Having records to give to your new veterinarian will help the transition go more smoothly. This information is also helpful should you have to register your pet in your new location.

Make sure all shots are up to date

It may be a while before you settle in to your new location. If your pet is due, or almost due, ask your veterinarian to update all your pet’s shots before moving.

Update ID tags / chips

Be sure the tag has your new address. Consider including your cell phone number should your pet get lost during the move you can be contacted. If your pet has an imbedded chip, make sure it is updated as well.

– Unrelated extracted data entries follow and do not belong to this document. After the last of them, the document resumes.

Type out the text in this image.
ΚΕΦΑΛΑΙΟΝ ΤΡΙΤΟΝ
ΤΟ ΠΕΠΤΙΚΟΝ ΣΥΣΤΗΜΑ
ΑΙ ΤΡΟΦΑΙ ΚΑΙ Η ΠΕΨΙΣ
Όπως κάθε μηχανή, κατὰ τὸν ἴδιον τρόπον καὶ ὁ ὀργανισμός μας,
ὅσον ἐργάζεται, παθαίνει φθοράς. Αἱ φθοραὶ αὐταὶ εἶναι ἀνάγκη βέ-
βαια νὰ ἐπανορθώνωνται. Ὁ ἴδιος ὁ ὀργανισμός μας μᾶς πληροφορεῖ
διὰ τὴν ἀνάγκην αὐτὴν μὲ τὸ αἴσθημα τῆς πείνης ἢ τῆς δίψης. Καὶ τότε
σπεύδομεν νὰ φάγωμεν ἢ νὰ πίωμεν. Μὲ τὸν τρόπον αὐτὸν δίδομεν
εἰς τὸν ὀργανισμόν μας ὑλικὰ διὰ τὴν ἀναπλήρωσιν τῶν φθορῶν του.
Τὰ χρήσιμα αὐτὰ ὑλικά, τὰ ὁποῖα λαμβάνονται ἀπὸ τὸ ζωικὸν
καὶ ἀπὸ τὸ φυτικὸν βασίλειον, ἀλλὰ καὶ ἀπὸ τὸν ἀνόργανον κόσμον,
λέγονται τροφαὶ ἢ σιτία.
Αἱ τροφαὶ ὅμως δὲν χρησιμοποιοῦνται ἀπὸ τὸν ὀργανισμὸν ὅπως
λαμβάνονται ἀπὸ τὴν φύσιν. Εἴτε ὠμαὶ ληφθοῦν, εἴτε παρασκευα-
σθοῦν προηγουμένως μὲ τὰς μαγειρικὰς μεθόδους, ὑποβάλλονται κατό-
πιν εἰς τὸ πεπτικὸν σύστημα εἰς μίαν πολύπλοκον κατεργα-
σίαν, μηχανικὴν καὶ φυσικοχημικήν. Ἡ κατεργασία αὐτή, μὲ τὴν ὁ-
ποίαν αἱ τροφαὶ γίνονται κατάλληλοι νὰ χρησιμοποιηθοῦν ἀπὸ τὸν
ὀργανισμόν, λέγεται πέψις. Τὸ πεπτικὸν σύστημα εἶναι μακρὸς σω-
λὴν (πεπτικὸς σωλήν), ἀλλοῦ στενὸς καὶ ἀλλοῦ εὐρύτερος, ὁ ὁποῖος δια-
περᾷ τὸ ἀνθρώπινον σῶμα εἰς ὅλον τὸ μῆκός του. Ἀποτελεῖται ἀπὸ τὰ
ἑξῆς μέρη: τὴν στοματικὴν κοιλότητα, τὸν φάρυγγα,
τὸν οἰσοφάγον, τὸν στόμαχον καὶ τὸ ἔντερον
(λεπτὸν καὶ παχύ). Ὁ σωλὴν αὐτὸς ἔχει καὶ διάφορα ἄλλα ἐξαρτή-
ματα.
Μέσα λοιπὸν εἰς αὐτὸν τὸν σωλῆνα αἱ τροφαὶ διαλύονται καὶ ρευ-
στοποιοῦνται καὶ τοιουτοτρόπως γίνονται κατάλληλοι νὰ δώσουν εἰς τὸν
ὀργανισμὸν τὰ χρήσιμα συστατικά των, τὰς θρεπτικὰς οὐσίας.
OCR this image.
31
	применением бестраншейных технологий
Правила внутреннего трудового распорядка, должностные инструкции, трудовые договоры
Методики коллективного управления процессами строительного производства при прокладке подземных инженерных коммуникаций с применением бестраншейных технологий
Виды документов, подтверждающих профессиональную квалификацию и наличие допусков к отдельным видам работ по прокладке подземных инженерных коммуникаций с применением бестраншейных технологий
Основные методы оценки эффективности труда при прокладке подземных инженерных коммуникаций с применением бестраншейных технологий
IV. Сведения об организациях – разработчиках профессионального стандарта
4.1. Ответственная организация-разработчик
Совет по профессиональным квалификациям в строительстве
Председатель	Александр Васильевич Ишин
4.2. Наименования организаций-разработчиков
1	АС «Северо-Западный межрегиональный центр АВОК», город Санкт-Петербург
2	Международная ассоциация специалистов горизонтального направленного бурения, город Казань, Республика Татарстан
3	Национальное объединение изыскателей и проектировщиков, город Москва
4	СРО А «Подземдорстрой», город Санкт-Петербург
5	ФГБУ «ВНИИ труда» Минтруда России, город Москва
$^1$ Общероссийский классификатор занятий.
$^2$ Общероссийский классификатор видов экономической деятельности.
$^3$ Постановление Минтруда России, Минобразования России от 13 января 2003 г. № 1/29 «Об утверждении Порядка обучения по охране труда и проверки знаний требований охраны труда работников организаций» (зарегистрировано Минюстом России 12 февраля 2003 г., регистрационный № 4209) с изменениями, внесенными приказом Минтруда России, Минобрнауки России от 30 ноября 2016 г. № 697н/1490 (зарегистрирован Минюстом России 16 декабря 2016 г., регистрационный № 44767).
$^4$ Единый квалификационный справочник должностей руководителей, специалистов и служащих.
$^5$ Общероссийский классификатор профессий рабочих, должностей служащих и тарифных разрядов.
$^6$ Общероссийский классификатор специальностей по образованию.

Prior to the move stick to your routine

Do the best you can to maintain your pets regular routine including feeding, walking, and attention. Animals can sense changes in routine and attitude which can lead to agitation making them more difficult to control.

Use a protective carrier

If you are like many movers your pet(s) will be riding along with you. Be sure to acquire a carrier or restraint system to keep your animal safe in the car. For cats, it is always best to use a safe carrier. Be sure to stock it with your pet’s favorite toys. Also, be sure the crate is well secured using a seat belt.

Prepare a pet travel kit

Before the move have a kit including food, water, and medications for use during the move.

Schedule a grooming

Have your pet groomed a week or so before the move. It will be a more pleasant experience having a clean pet in the car, and the first day in your new home.

Find a new veterinarian

Ask your current veterinarian for a recommendation or review clinics in your new location on line.

If possible, bring your pet to your new neighborhood before moving

If possible bring your pet next time you visit your new location. This will help your pet become familiar with its new surroundings and lower anxiety the day you move in.

Check pet regulations before moving in

Check state and local pet regulations before you move. Some may require special licenses.

Take photos

Be sure to have photos of your pet in the unlikely event you become separated during the move. This will help in locating it.

Confirm your new location is pet-friendly

It’s likely if you have already decided to move that you have selected a pet-friendly apartment or condo, but you have a lot on your mind! It can’t hurt to confirm again.

Contact your veterinarian or research more information on how to move pets such as fish, birds, reptiles, and other animals.